Willie Davis

Kansas City Chiefs
- Title: Senior personnel executive

Personal information
- Born: October 10, 1967 (age 58) Little Rock, Arkansas, U.S.
- Listed height: 6 ft 0 in (1.83 m)
- Listed weight: 188 lb (85 kg)

Career information
- Position: Wide receiver (No. 84, 86)
- High school: Altheimer-Sherrill (Altheimer, Arkansas)
- College: Central Arkansas
- NFL draft: 1990: undrafted

Career history

Playing
- Kansas City Chiefs (1990–1995); → Orlando Thunder (1992); Houston/Tennessee Oilers (1996–1998);

Operations
- Kansas City Chiefs (2006–2020) Area scout; Kansas City Chiefs (2021–present) Senior personnel executive;

Awards and highlights
- 3× Super Bowl champion (LIV, LVII, LVIII);

Career NFL statistics
- Receptions: 286
- Receiving yards: 4,503
- Receiving touchdowns: 33
- Stats at Pro Football Reference

= Willie Davis (wide receiver) =

American football player (born 1967)

Willie Clark Davis (born October 10, 1967) is an American former professional football player who was a wide receiver for eight seasons in the National Football League (NFL) for the Kansas City Chiefs and Houston/Tennessee Oilers. He played college football for the Central Arkansas Bears.
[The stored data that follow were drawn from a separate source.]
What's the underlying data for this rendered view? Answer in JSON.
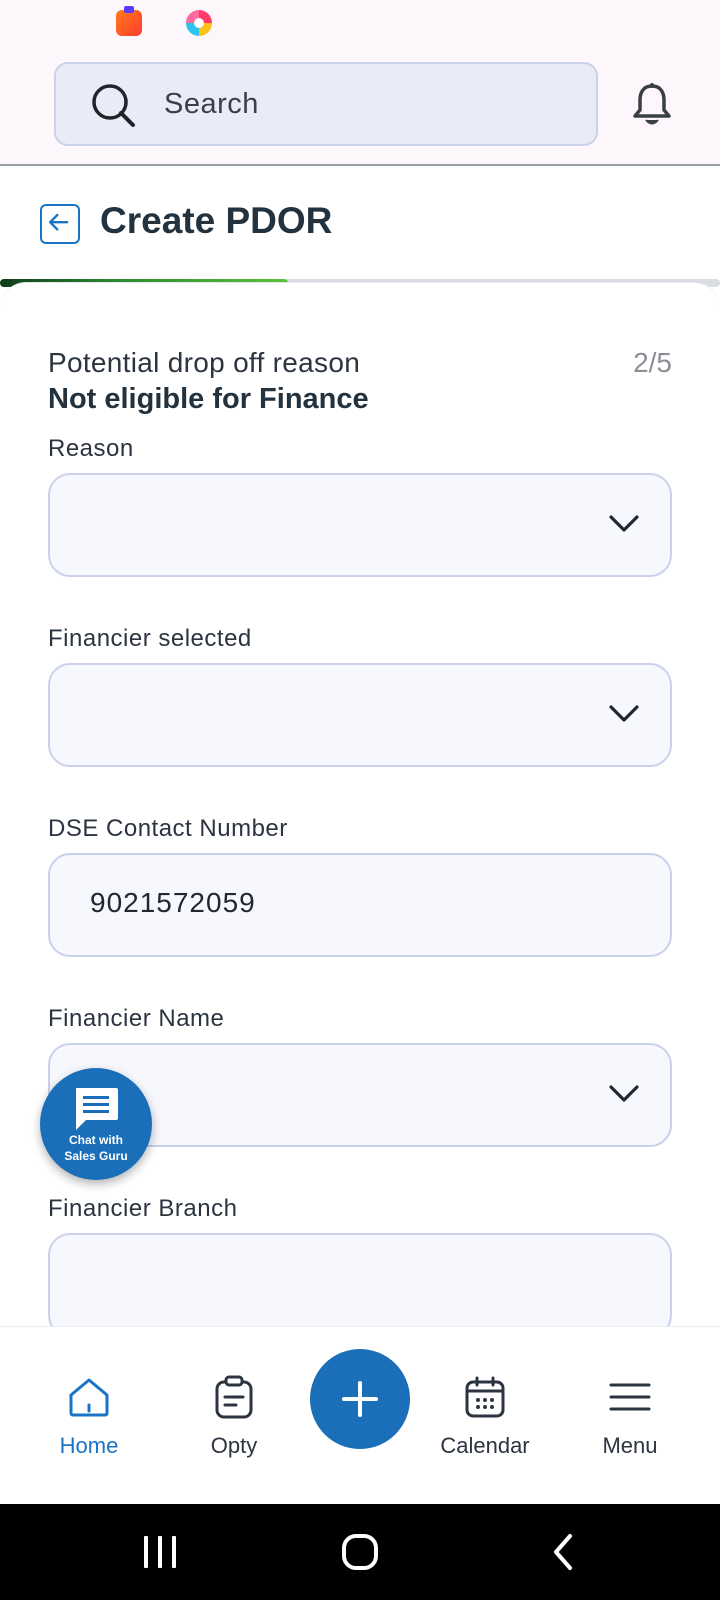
{
  "header": {
    "search_placeholder": "Search",
    "icons": [
      "search-icon",
      "bell-icon"
    ]
  },
  "page": {
    "title": "Create PDOR",
    "step_progress": 0.4
  },
  "section": {
    "label": "Potential drop off reason",
    "value": "Not eligible for Finance",
    "step": "2/5"
  },
  "fields": [
    {
      "label": "Reason",
      "value": "",
      "type": "dropdown"
    },
    {
      "label": "Financier selected",
      "value": "",
      "type": "dropdown"
    },
    {
      "label": "DSE Contact Number",
      "value": "9021572059",
      "type": "text"
    },
    {
      "label": "Financier Name",
      "value": "",
      "type": "dropdown"
    },
    {
      "label": "Financier Branch",
      "value": "",
      "type": "text"
    }
  ],
  "chat_fab": {
    "line1": "Chat with",
    "line2": "Sales Guru"
  },
  "bottom_nav": {
    "active": "Home",
    "items": [
      {
        "label": "Home",
        "icon": "home-icon"
      },
      {
        "label": "Opty",
        "icon": "clipboard-icon"
      },
      {
        "label": "Calendar",
        "icon": "calendar-icon"
      },
      {
        "label": "Menu",
        "icon": "hamburger-icon"
      }
    ],
    "center_action_icon": "plus-icon"
  },
  "colors": {
    "accent": "#1a6fb8",
    "progress_start": "#0e3d1c",
    "progress_end": "#57c43a",
    "field_border": "#c9d2ea"
  }
}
Since rejoining the Chiefs organization as a scout in 2006, Davis was promoted to the position of 'Senior Personnel Executive' in the 2021 NFL offseason. He has won three Super Bowl championships with the Chiefs.

==NFL career statistics==

Legend
|  | Led the league |
| Bold | Career high |

=== Regular season ===

| Year | Team | Games |  | Receiving |  |  |  |  |
| GP | GS | Rec | Yds | Avg | Lng | TD |
| 1991 | KAN | 1 | 0 | 0 | 0 | 0.0 | 0 | 0 |
| 1992 | KAN | 16 | 14 | 36 | 756 | 21.0 | 74 | 3 |
| 1993 | KAN | 16 | 15 | 52 | 909 | 17.5 | 66 | 7 |
| 1994 | KAN | 14 | 13 | 51 | 822 | 16.1 | 62 | 5 |
| 1995 | KAN | 16 | 16 | 33 | 527 | 16.0 | 60 | 5 |
| 1996 | HOU | 16 | 14 | 39 | 464 | 11.9 | 49 | 6 |
| 1997 | TEN | 16 | 15 | 43 | 564 | 13.1 | 46 | 4 |
| 1998 | TEN | 13 | 10 | 32 | 461 | 14.4 | 38 | 3 |
|  |  | 108 | 97 | 286 | 4,503 | 15.7 | 74 | 33 |

=== Playoffs ===

| Year | Team | Games |  | Receiving |  |  |  |  |
| GP | GS | Rec | Yds | Avg | Lng | TD |
| 1992 | KAN | 1 | 1 | 3 | 30 | 10.0 | 13 | 0 |
| 1993 | KAN | 3 | 3 | 12 | 200 | 16.7 | 36 | 1 |
| 1994 | KAN | 1 | 1 | 1 | 9 | 9.0 | 9 | 0 |
| 1995 | KAN | 1 | 1 | 0 | 0 | 0.0 | 0 | 0 |
|  |  | 6 | 6 | 16 | 239 | 14.9 | 36 | 1 |

==Personal life==
Davis is the older brother of former Tampa Bay Buccaneers wide receiver, Tyree Davis.